The IT Law Wiki


The gig economy (also called the peer-to-peer market or the peer economy, the sharing economy, collaborative economy, matching economy and talent marketplace) is the collection of markets that match providers to consumers on a gig (or job) basis in support of on-demand commerce.


In the basic model, gig workers enter into formal agreements with on-demand companies (e.g., Uber, TaskRabbit) to provide services to the company's clients. Prospective clients request services through an Internet-based technological platform or smartphone application that allows them to search for providers or to specify jobs. Providers (i.e., gig workers) engaged by the on-demand company provide the requested service and are compensated for the jobs.

With some exceptions, on-demand companies view providers as independent contractors (i.e., not employees) using the companies' platforms to obtain referrals and transact with clients. This designation is frequently made explicit in the formal agreement that establishes the terms of the provider-company relationship. In some ways, the gig economy can be viewed as an expansion of traditional freelance work (i.e., self-employed workers who generate income through a series of jobs and projects).

However, gig jobs may differ from traditional freelance jobs in a few ways. For example, coordination of jobs through an on-demand company reduces entry and operating costs for providers and allows workers' participation to be more transitory in gig markets (i.e., they have greater flexibility around work hours). The terms placed around providers' use of some tech-platforms may further set gig work apart. For example, some on-demand companies discourage providers from accepting work outside the platform from certain clients. This is a potentially important difference between gig work and traditional freelance work because it may limit the provider's ability to build a client base and operate outside the platform.

Characterizing the gig economy workforce (i.e., those providing services brokered through tech- based platforms) is challenging along several fronts. To date, no large-scale official data have been collected; and there remains considerable uncertainty about how to best measure this segment of the labor force. Existing large-scale labor force survey data from the Bureau of Labor Statistics (BLS) and the U.S. Census Bureau may provide some insights, but are imperfect proxy measures of contemporary gig economy participants. A sparse literature examines data collected by individual companies operating in the gig economy or from pockets of gig-economy workers. As such, these analyses can be viewed as snapshots of the certain gig workers, but they are not necessarily representative of the full market.

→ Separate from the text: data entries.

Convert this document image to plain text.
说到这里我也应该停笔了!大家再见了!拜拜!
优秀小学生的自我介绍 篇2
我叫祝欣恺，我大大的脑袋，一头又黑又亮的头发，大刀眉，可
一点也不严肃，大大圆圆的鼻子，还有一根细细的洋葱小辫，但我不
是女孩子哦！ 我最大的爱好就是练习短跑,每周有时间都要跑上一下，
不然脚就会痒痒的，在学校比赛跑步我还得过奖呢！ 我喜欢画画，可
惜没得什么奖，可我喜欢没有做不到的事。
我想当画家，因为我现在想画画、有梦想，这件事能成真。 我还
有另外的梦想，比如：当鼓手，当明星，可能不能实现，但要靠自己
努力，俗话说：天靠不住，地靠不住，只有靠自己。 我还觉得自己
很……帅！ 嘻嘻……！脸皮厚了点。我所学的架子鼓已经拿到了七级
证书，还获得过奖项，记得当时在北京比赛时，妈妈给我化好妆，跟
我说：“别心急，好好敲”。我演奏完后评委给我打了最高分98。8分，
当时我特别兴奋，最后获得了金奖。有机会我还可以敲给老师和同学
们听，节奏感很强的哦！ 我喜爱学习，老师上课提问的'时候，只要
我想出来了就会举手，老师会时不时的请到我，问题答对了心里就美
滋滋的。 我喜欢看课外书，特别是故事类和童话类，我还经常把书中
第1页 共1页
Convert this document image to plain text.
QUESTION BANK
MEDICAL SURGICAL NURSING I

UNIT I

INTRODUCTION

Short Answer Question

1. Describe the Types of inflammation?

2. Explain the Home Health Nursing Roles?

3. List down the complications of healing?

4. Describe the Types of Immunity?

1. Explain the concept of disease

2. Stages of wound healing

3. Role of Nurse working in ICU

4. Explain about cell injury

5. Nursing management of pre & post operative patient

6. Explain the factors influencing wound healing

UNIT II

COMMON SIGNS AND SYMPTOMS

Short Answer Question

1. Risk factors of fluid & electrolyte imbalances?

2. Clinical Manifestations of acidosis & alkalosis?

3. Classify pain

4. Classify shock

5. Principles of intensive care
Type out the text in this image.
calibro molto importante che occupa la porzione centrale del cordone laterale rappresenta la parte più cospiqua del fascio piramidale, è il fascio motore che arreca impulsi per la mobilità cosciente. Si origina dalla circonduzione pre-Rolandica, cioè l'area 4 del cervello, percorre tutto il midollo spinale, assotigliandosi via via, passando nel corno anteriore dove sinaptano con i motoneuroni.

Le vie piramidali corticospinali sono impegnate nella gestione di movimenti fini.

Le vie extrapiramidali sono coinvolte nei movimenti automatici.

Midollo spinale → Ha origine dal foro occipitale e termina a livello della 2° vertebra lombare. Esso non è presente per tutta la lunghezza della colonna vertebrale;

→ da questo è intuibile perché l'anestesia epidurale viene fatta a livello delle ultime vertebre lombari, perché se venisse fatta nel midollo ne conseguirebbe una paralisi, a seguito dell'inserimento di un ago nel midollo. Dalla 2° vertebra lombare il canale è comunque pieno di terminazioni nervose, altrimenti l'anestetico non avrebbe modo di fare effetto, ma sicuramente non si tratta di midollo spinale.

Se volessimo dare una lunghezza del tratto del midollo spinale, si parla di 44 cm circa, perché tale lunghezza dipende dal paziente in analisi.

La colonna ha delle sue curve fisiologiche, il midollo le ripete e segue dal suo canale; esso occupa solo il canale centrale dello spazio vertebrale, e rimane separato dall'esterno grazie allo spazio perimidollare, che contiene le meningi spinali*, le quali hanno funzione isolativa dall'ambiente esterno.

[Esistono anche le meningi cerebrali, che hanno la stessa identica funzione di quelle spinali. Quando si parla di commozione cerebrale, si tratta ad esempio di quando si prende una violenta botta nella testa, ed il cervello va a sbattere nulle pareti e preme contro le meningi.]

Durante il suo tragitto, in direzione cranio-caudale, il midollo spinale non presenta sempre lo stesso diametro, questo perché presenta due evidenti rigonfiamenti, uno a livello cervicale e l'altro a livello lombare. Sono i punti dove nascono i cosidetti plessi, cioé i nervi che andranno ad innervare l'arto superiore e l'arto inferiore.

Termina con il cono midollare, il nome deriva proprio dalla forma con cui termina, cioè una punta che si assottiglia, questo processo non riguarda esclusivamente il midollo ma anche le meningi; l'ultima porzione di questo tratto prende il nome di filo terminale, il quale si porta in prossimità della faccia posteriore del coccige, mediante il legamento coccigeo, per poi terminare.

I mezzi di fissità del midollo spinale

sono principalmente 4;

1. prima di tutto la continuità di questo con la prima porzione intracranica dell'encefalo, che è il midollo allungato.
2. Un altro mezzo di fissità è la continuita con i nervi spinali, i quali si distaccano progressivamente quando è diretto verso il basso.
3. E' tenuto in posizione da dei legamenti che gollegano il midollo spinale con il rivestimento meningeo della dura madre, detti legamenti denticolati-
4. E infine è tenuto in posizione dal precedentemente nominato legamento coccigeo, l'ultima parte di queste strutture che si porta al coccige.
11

The apparent availability of gig jobs and the flexibility they seem to provide workers are frequently touted features of the gig economy. However, to the extent that gig-economy workers are viewed as independent contractors, gig jobs differ from traditional employment in notable ways. First, whether a worker in the gig economy may be considered an employee rather than an independent contractor is significant for purposes of various federal labor and employment laws. In general, employees enjoy the protections and benefits provided by such laws, whereas independent contractors are not covered. Two laws, in particular, the Fair Labor Standards Act and the National Labor Relations Act, have drawn recent attention.

In addition, certain other benefits (e.g., paid sick leave, health insurance, retirement benefits) that are often associated with traditional employment relationships may not be available in the same form to workers in the gig economy. Should Congress choose to consider ways of increasing access to such benefits for non-traditional employees, new mechanisms, such as portable benefits or risk-pooling, could serve to provide benefits to workers in the gig economy.